Some of the cases Jeff was first handed were small (“minnows,” as the firm then called them).  But most were eight- or nine-figure whales, with the firm’s clients taking on some of the toughest corporate defendants in the world and Jeff facing senior partners from 1,000 lawyer law firms beginning at age 25.

The learning curve was brutal and bruising.  But the experience was invaluable, and it confirmed that Jeff belonged on the front lines and on the plaintiff’s side.

Early along the curve, Jeff learned there is no such thing as an easy case.  If you’re going up against powerful and wealthy defendants accusing them of fraud or theft, willful patent infringement, or even just a basic breach of contract, you’re in for a long fight.  You need to expect and prepare for a trial and an appeal, and maybe more than one of each.  The case is only easy if you are missing something or are too modest in your objective.

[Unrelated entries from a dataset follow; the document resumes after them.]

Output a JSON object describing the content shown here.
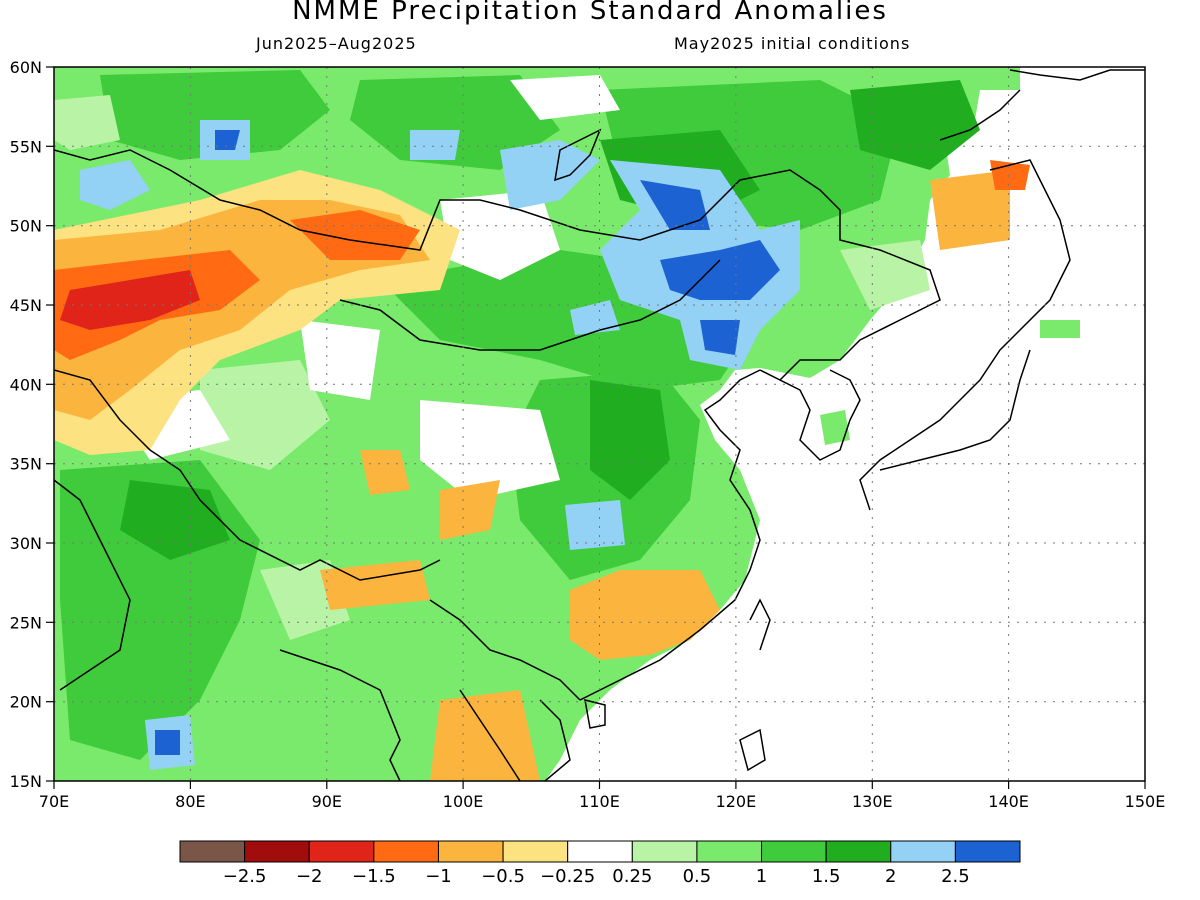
{
  "header": {
    "title": "NMME Precipitation Standard Anomalies",
    "period": "Jun2025–Aug2025",
    "init": "May2025 initial conditions"
  },
  "map": {
    "lon_range": [
      70,
      150
    ],
    "lat_range": [
      15,
      60
    ],
    "lon_ticks": [
      "70E",
      "80E",
      "90E",
      "100E",
      "110E",
      "120E",
      "130E",
      "140E",
      "150E"
    ],
    "lat_ticks": [
      "15N",
      "20N",
      "25N",
      "30N",
      "35N",
      "40N",
      "45N",
      "50N",
      "55N",
      "60N"
    ]
  },
  "legend": {
    "colors": [
      "#7a5648",
      "#a10c0c",
      "#e0241a",
      "#ff6a13",
      "#fbb53e",
      "#fde281",
      "#ffffff",
      "#b9f4a6",
      "#79ea6c",
      "#3fcb3c",
      "#20ae20",
      "#93d1f5",
      "#1d62d2"
    ],
    "labels": [
      "−2.5",
      "−2",
      "−1.5",
      "−1",
      "−0.5",
      "−0.25",
      "0.25",
      "0.5",
      "1",
      "1.5",
      "2",
      "2.5"
    ]
  }
}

Jeff learned not just to accept this reality but to embrace it.  The more difficult the case the more it has Jeff’s interest and devotion and benefits from his skillset.

Personal background:

Jeff grew up in South Jersey and still roots for Philly teams.  He went to Moorestown Friends School and then Bishop Eustace Prep, where he got to captain and play first singles for the school’s first ever tennis program.  At Georgetown, Jeff majored in English and Psychology and started the school’s chapter of the Coalition for the Homeless.

Jeff is a third generation plaintiffs' lawyer.  He is married and has a young son.